Mais, tout comme ton titre, ton résumé reste assez symbolique (oui, c'est le moment où tu comprends ce que je voulais dire trente lignes plus haut...). Les personnages ne sont pas désignés par leurs noms ou par un résumé de leur identité (« deux sœurs orphelines » par exemple), mais par un simple ELLES. Les actions ne sont pas décrites clairement, on ne connaît que leur impact sur les personnages : tu nous dis par exemple que Charlie les guide vers l'espoir, sans préciser comment. Tout semble donc se transformer en symbole : l'orphelinat est une prison plus psychologique que physique ; la discussion entre Charlie et Alizée devient une rencontre, et même un simple regard ; Charlie devient une lumière ; leur évasion se transforme en voyage vers la liberté. Chaque élément concret est désigné par l'idée abstraite qu'il symbolise.
Je suppose que l'effet recherché était le mystère – car oui, ce résumé est mystérieux. Il soulève de nombreuses questions, on cherche à comprendre ce qu'il se passe, ce que signifie tout cela. Et c'est un genre de mystère plutôt attractif ; j'étais personnellement assez curieuse de cette histoire. Alors oui, on a envie de découvrir la nouvelle... mais, c'est là tout le problème, l'histoire que cela donne envie de lire n'est pas celle que présente ton livre. Du moins... pas vraiment.
Car tout comme pour le titre, on s'interroge : pourquoi passer par le symbolique ? Pourquoi garder le mystère au sujet de ces ELLES ? Personnellement, trompée par ce symbolisme, je me suis imaginé qu'« ELLES » n'étaient pas humaines, qu'elles symbolisaient un concept abstrait ou que, comme dans une autre nouvelle du concours, on allait aborder les troubles dissociatifs de l'identité. Or « ELLES » étaient trois jeunes filles parfaitement humaines. En découvrant de quoi parlait effectivement l'histoire, je dois dire que j'ai été un peu déçue.

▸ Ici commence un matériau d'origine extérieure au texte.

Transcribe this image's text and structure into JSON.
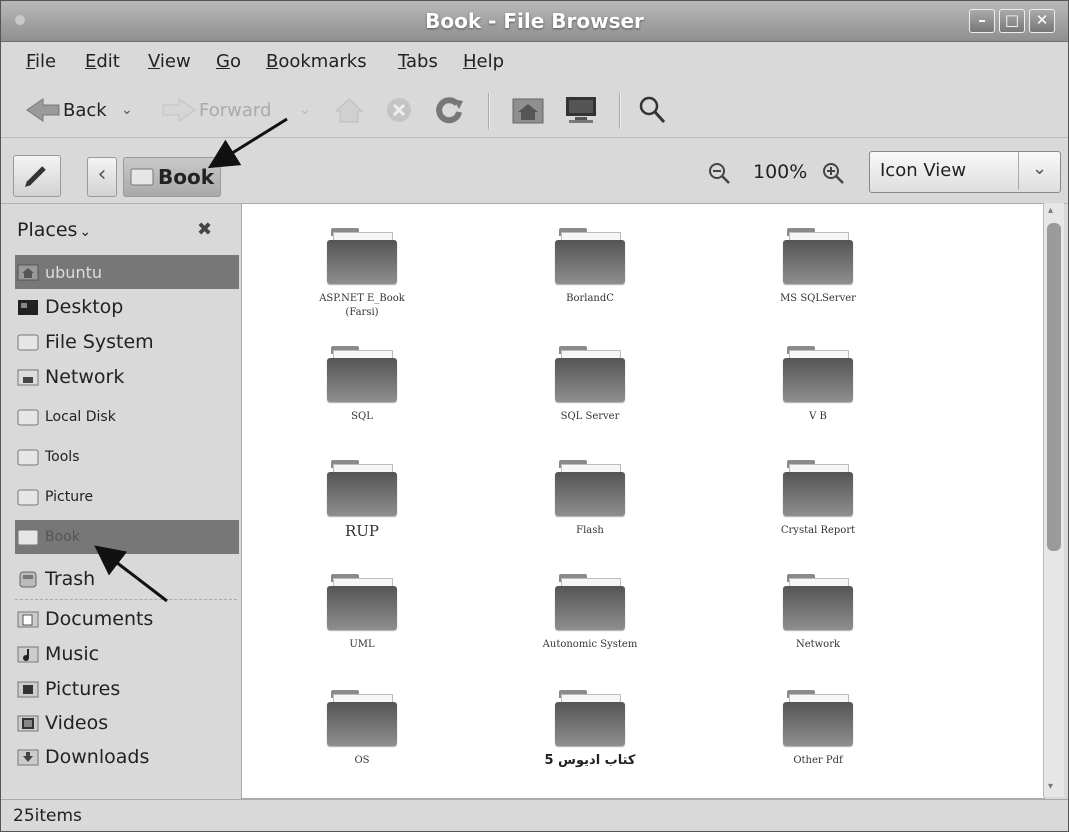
{
  "window": {
    "title": "Book - File Browser",
    "controls": [
      "–",
      "□",
      "✕"
    ]
  },
  "menubar": {
    "items": [
      {
        "pre": "",
        "key": "F",
        "post": "ile"
      },
      {
        "pre": "",
        "key": "E",
        "post": "dit"
      },
      {
        "pre": "",
        "key": "V",
        "post": "iew"
      },
      {
        "pre": "",
        "key": "G",
        "post": "o"
      },
      {
        "pre": "",
        "key": "B",
        "post": "ookmarks"
      },
      {
        "pre": "",
        "key": "T",
        "post": "abs"
      },
      {
        "pre": "",
        "key": "H",
        "post": "elp"
      }
    ]
  },
  "toolbar": {
    "back_label": "Back",
    "forward_label": "Forward",
    "dropdown_glyph": "⌄",
    "back_icon": "back-arrow-icon",
    "forward_icon": "forward-arrow-icon",
    "home_icon": "home-icon",
    "stop_icon": "stop-icon",
    "reload_icon": "reload-icon",
    "computer_home_icon": "home-folder-icon",
    "computer_icon": "computer-icon",
    "search_icon": "search-icon"
  },
  "locationbar": {
    "edit_icon": "pencil-icon",
    "back_glyph": "‹",
    "crumb": "Book",
    "zoom_out_glyph": "🔍",
    "zoom_level": "100%",
    "view_mode": "Icon View",
    "combo_glyph": "⌄"
  },
  "sidebar": {
    "header": "Places",
    "header_glyph": "⌄",
    "close_glyph": "✖",
    "items": [
      {
        "label": "ubuntu",
        "icon": "home-folder-icon"
      },
      {
        "label": "Desktop",
        "icon": "desktop-icon"
      },
      {
        "label": "File System",
        "icon": "drive-icon"
      },
      {
        "label": "Network",
        "icon": "network-icon"
      },
      {
        "label": "Local Disk",
        "icon": "drive-icon"
      },
      {
        "label": "Tools",
        "icon": "drive-icon"
      },
      {
        "label": "Picture",
        "icon": "drive-icon"
      },
      {
        "label": "Book",
        "icon": "drive-icon"
      },
      {
        "label": "Trash",
        "icon": "trash-icon"
      },
      {
        "label": "Documents",
        "icon": "documents-icon"
      },
      {
        "label": "Music",
        "icon": "music-icon"
      },
      {
        "label": "Pictures",
        "icon": "pictures-icon"
      },
      {
        "label": "Videos",
        "icon": "videos-icon"
      },
      {
        "label": "Downloads",
        "icon": "downloads-icon"
      }
    ]
  },
  "content": {
    "folders": [
      {
        "label": "ASP.NET E_Book\n(Farsi)"
      },
      {
        "label": "BorlandC"
      },
      {
        "label": "MS SQLServer"
      },
      {
        "label": "SQL"
      },
      {
        "label": "SQL Server"
      },
      {
        "label": "V B"
      },
      {
        "label": "RUP"
      },
      {
        "label": "Flash"
      },
      {
        "label": "Crystal Report"
      },
      {
        "label": "UML"
      },
      {
        "label": "Autonomic System"
      },
      {
        "label": "Network"
      },
      {
        "label": "OS"
      },
      {
        "label": "کتاب ادیوس 5"
      },
      {
        "label": "Other Pdf"
      }
    ]
  },
  "statusbar": {
    "text": "25items"
  }
}
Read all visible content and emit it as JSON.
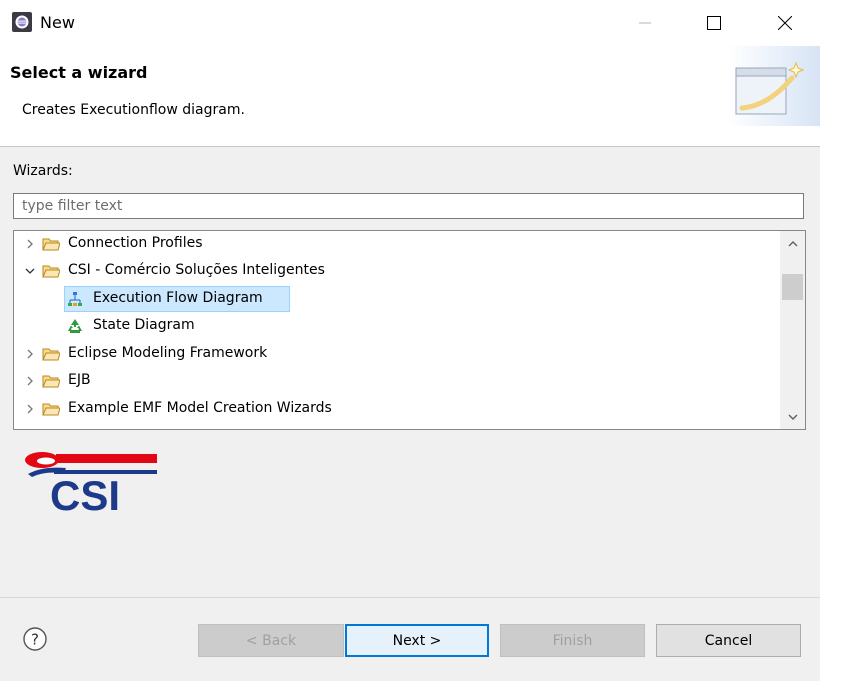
{
  "window": {
    "title": "New",
    "minimize_glyph": "—",
    "maximize_glyph": "☐",
    "close_glyph": "✕"
  },
  "header": {
    "title": "Select a wizard",
    "description": "Creates Executionflow diagram."
  },
  "wizards_label": "Wizards:",
  "filter": {
    "placeholder": "type filter text",
    "value": ""
  },
  "tree": {
    "items": [
      {
        "label": "Connection Profiles",
        "expanded": false,
        "icon": "folder-icon"
      },
      {
        "label": "CSI - Comércio Soluções Inteligentes",
        "expanded": true,
        "icon": "folder-icon"
      },
      {
        "label": "Execution Flow Diagram",
        "selected": true,
        "icon": "execution-flow-icon"
      },
      {
        "label": "State Diagram",
        "icon": "state-diagram-icon"
      },
      {
        "label": "Eclipse Modeling Framework",
        "expanded": false,
        "icon": "folder-icon"
      },
      {
        "label": "EJB",
        "expanded": false,
        "icon": "folder-icon"
      },
      {
        "label": "Example EMF Model Creation Wizards",
        "expanded": false,
        "icon": "folder-icon"
      }
    ]
  },
  "logo": {
    "text": "CSI"
  },
  "buttons": {
    "help_glyph": "?",
    "back": "< Back",
    "next": "Next >",
    "finish": "Finish",
    "cancel": "Cancel"
  },
  "colors": {
    "selection": "#cce8ff",
    "accent": "#0078d7",
    "csi_red": "#e30613",
    "csi_blue": "#1d3a8a"
  }
}
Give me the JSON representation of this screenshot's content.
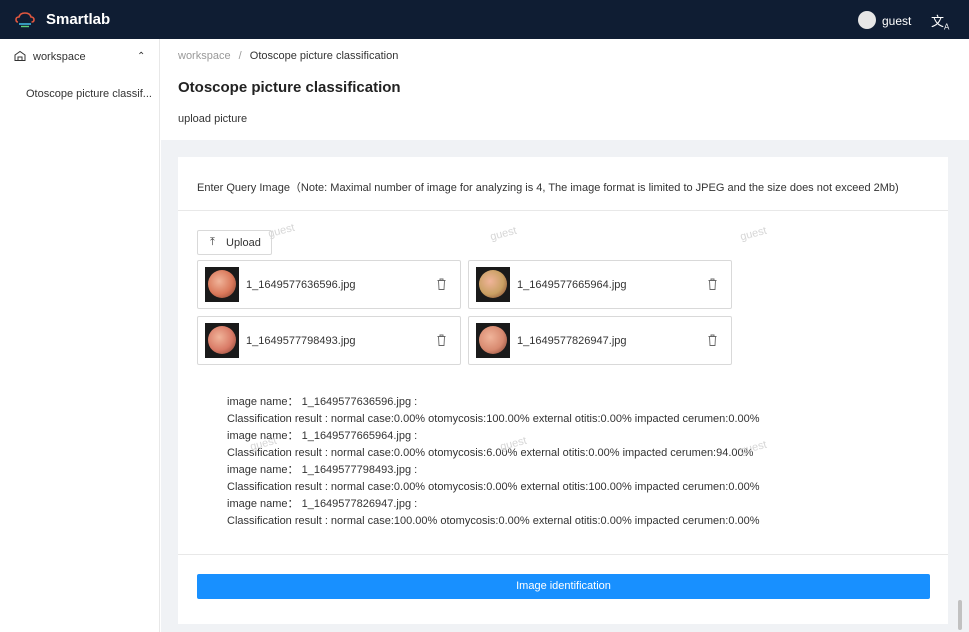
{
  "app": {
    "name": "Smartlab"
  },
  "topbar": {
    "username": "guest",
    "lang_icon": "translate-icon"
  },
  "sidebar": {
    "group_label": "workspace",
    "group_icon": "workspace-icon",
    "items": [
      {
        "label": "Otoscope picture classif..."
      }
    ]
  },
  "breadcrumb": {
    "root": "workspace",
    "separator": "/",
    "current": "Otoscope picture classification"
  },
  "page": {
    "title": "Otoscope picture classification",
    "subtitle": "upload picture"
  },
  "card": {
    "instruction": "Enter Query Image（Note: Maximal number of image for analyzing is 4, The image format is limited to JPEG and the size does not exceed 2Mb)",
    "upload_label": "Upload",
    "files": [
      {
        "name": "1_1649577636596.jpg",
        "tint": "#d9785a"
      },
      {
        "name": "1_1649577665964.jpg",
        "tint": "#c9a063"
      },
      {
        "name": "1_1649577798493.jpg",
        "tint": "#d97a66"
      },
      {
        "name": "1_1649577826947.jpg",
        "tint": "#d88a70"
      }
    ],
    "results": [
      "image name： 1_1649577636596.jpg :",
      "Classification result : normal case:0.00% otomycosis:100.00% external otitis:0.00% impacted cerumen:0.00%",
      "image name： 1_1649577665964.jpg :",
      "Classification result : normal case:0.00% otomycosis:6.00% external otitis:0.00% impacted cerumen:94.00%",
      "image name： 1_1649577798493.jpg :",
      "Classification result : normal case:0.00% otomycosis:0.00% external otitis:100.00% impacted cerumen:0.00%",
      "image name： 1_1649577826947.jpg :",
      "Classification result : normal case:100.00% otomycosis:0.00% external otitis:0.00% impacted cerumen:0.00%"
    ],
    "action_label": "Image identification"
  },
  "watermark": {
    "text": "guest"
  },
  "colors": {
    "topbar": "#0f1d33",
    "primary": "#1890ff",
    "content_bg": "#f0f2f5"
  }
}
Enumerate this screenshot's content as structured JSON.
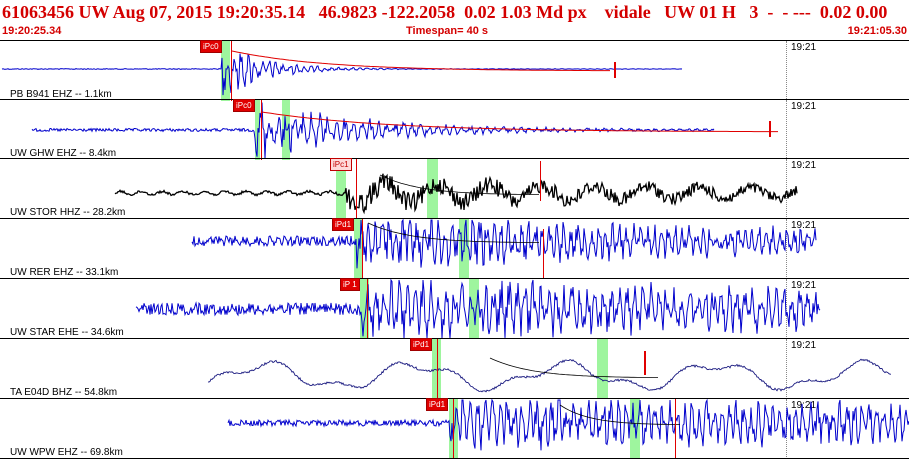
{
  "header": {
    "title": "61063456 UW Aug 07, 2015 19:20:35.14   46.9823 -122.2058  0.02 1.03 Md px    vidale   UW 01 H   3  -  - ---  0.02 0.00",
    "start_time": "19:20:25.34",
    "timespan": "Timespan=  40 s",
    "end_time": "19:21:05.30"
  },
  "colors": {
    "header_red": "#d40000",
    "trace_blue": "#0000cc",
    "trace_black": "#000000",
    "pick_red": "#e00000",
    "window_green": "#9ef59e"
  },
  "time_label": "19:21",
  "panels": [
    {
      "label": "PB B941 EHZ -- 1.1km",
      "pick": "iPc0",
      "pick_style": "red",
      "color": "blue"
    },
    {
      "label": "UW GHW EHZ -- 8.4km",
      "pick": "iPc0",
      "pick_style": "red",
      "color": "blue"
    },
    {
      "label": "UW STOR HHZ -- 28.2km",
      "pick": "iPc1",
      "pick_style": "light",
      "color": "black"
    },
    {
      "label": "UW RER EHZ -- 33.1km",
      "pick": "iPd1",
      "pick_style": "red",
      "color": "blue"
    },
    {
      "label": "UW STAR EHE -- 34.6km",
      "pick": "iP 1",
      "pick_style": "red",
      "color": "blue"
    },
    {
      "label": "TA E04D BHZ -- 54.8km",
      "pick": "iPd1",
      "pick_style": "red",
      "color": "navy"
    },
    {
      "label": "UW WPW EHZ -- 69.8km",
      "pick": "iPd1",
      "pick_style": "red",
      "color": "blue"
    }
  ]
}
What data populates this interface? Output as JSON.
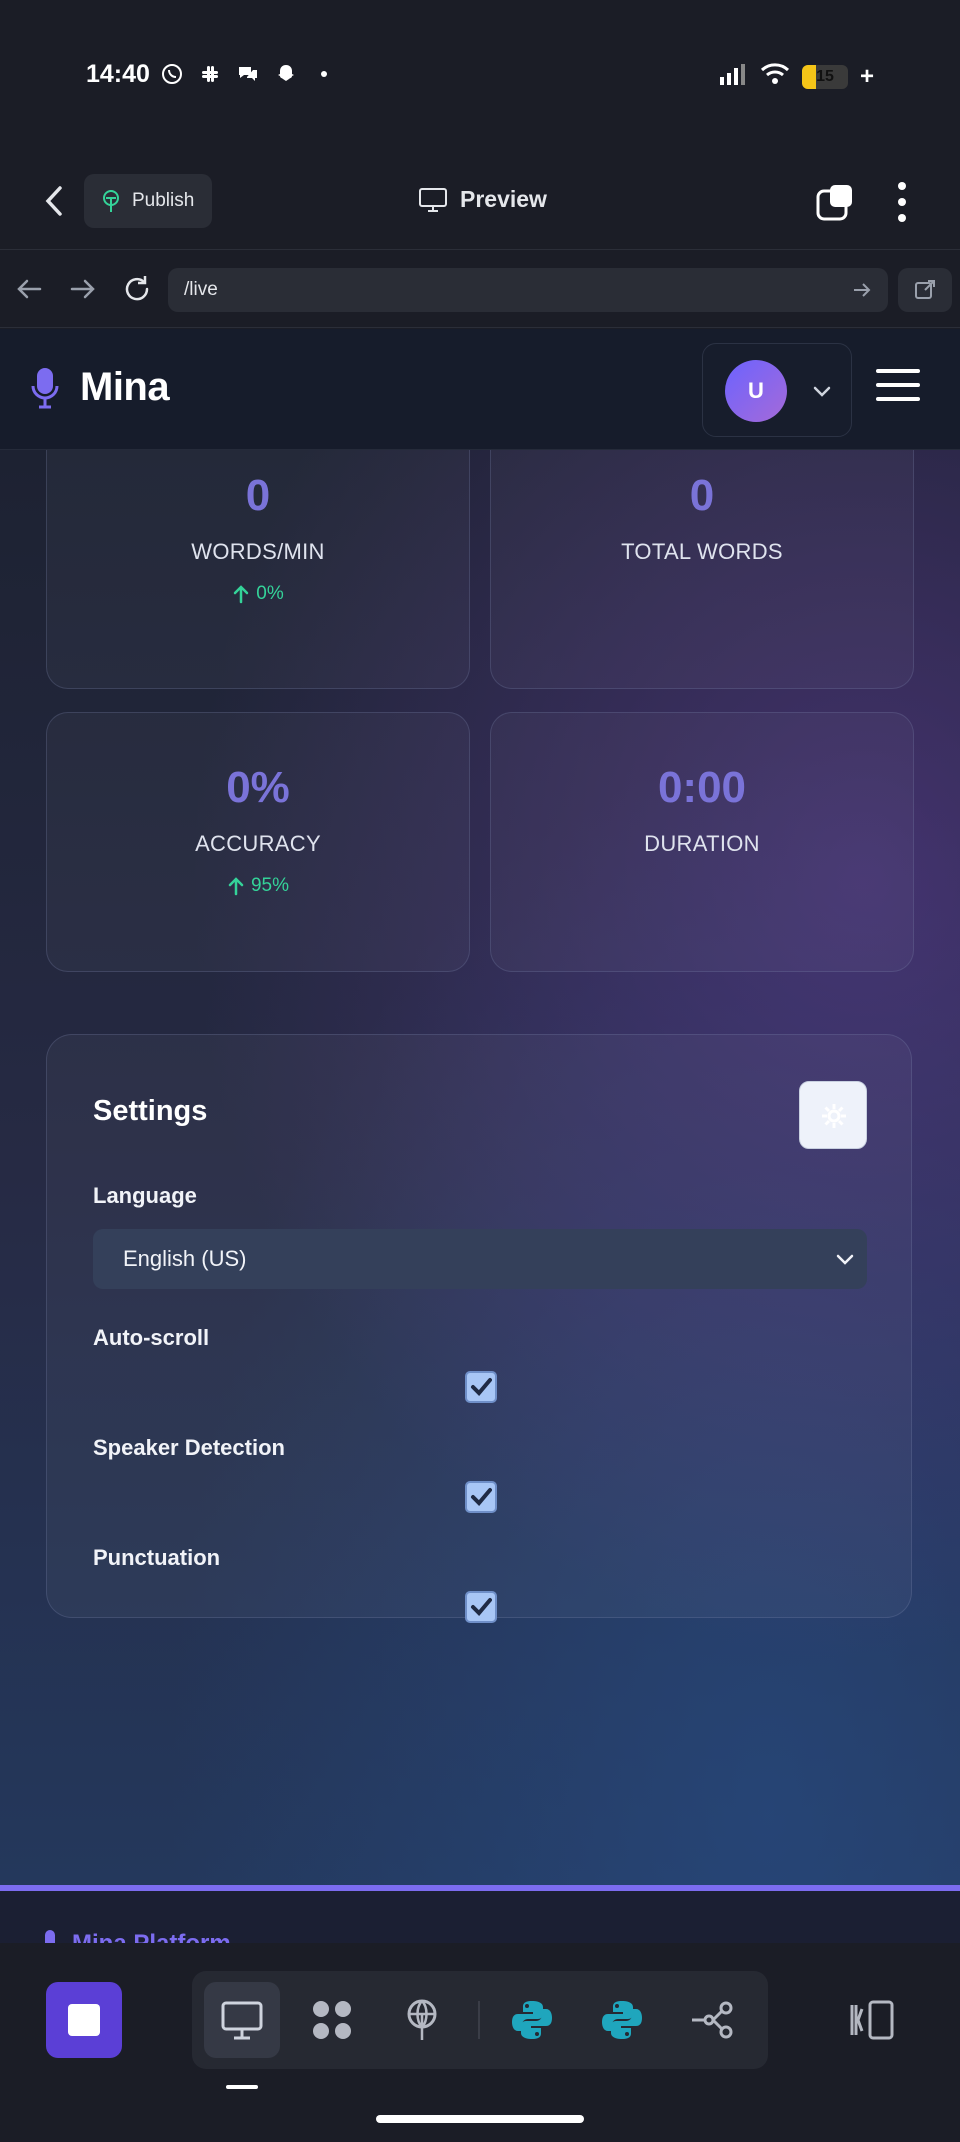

Cela ne correspondait clairement pas aux attentes que j'en avais.
En remplaçant le concret par son pendant abstrait, tu nous envoies le message que ta nouvelle continuera dans la même veine, qu'on restera dans ce flou intrigant jusqu'à comprendre ce qu'il se passe, que la nouvelle entière se déroulera dans un monde tout aussi abstrait. Et ce n'est pas le cas. Alors certes, ton résumé a sans doute le mérite d'attirer les curieux ; mais c'est comme si tu essayais de vendre une voiture avec une pub pour un petit avion. Ceux qui aiment les avions vont sauter sur l'occasion alors qu'ils ne l'auraient pas fait si la pub avait parlé de voiture, oui, mais ils risquent de repartir très vite en réalisant qu'on les at trompés. Et ceux qui aiment les voitures risquent de passer à côté ! Bref, comparaison un peu nulle pour insister sur le conseil suivant : dans le résumé, la forme doit laisser deviner la nouvelle qu'on s'apprête à lire, elle est aussi importante que le fond. Je te conseille donc de le retravailler pour le rendre plus concret, ancré dans le réel, car c'est ainsi qu'il sera à l'image de ta nouvelle.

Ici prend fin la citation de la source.